If Going West, and the self-written poetic epigraphs to its chapters are a fair sample, Alexander was never destined for literary fame: the novel is addicted to melodramatic plot twists and rhetorical cliché, and makes shameless use of historical accident, especially the terrible tornado that hit Kansas in 1879, killing more than sixty people. But what survives of Alexander's written work is nevertheless a testament to the can-do spirit of Western women and an important record of Indiana history. Alexander left behind an enduring legacy of philanthropy initiated by personal tragedy. In 1892, while her daughter was visiting New York City with her husband Dr. George R. Peckinpaugh, Rosemonde committed suicide. Her body was recovered from the Hudson River three weeks after she was reported missing. After bringing the remains back to Mt. Vernon, Alexander created a trust in her daughter's memory. The one-hundred-and-ten acre farm that passed in ownership from Andrew Alexander to Rosemonde was to be managed by the Posey County Circuit Court, and the proceeds from the land were to be known as the Alexander Fund. Alexander envisioned that the money would support orphans in Posey County, a provision strongly reminiscent of her concerns in Going West. In addition to this generous donation, Alexander made significant contributions to the city of Mt. Vernon. Upon her death, she bequeathed it two furnished houses and a second, forty-acre farm.

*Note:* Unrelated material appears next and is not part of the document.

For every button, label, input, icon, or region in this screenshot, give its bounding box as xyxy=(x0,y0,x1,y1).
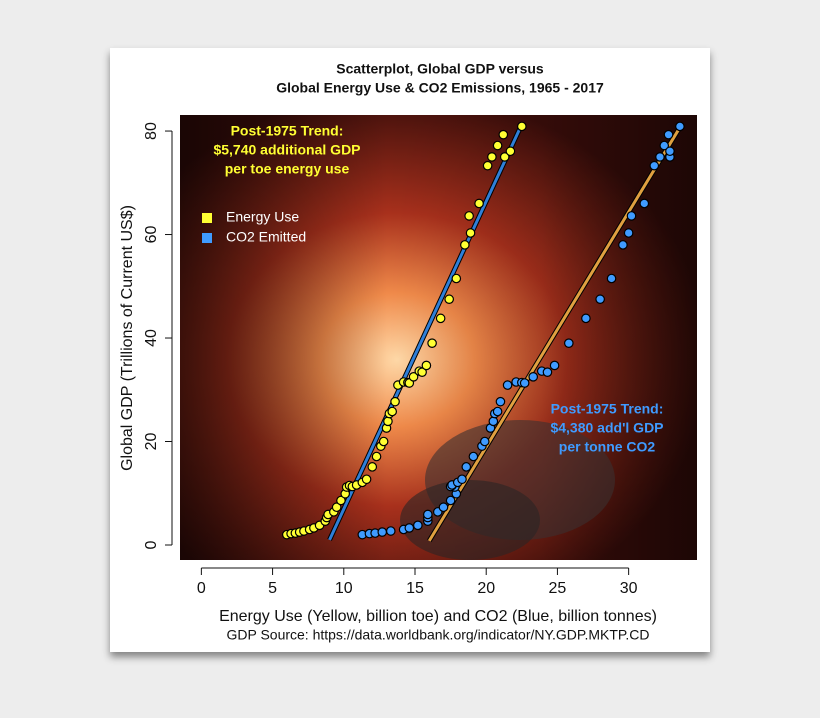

Above all, Alexander contributed to the improvement of Mt. Vernon through her organization of the first city library, forming "The Alexander Literary Society" in 1892 to raise funds towards establishment. Soon after, the Mt. Vernon City Council allowed the Society the use of a room above the fire station. In 1895, Alexander donated her personal library to the Literary Society. However, it was not until 1903 that plans fully matured, when a committee of interested citizens succeeded in convincing the city to donate a half-acre lot. The committee also contacted Andrew Carnegie and secured a grant from the steel magnate. Carnegie donated nearly $14,000 for the erection of the library building. The project was finished in October 1905, and named in honor of Alexander, "The Alexandrian Free Public Library." Unfortunately, she did not see the dedication. She died on September 28, 1904, at the age of 62.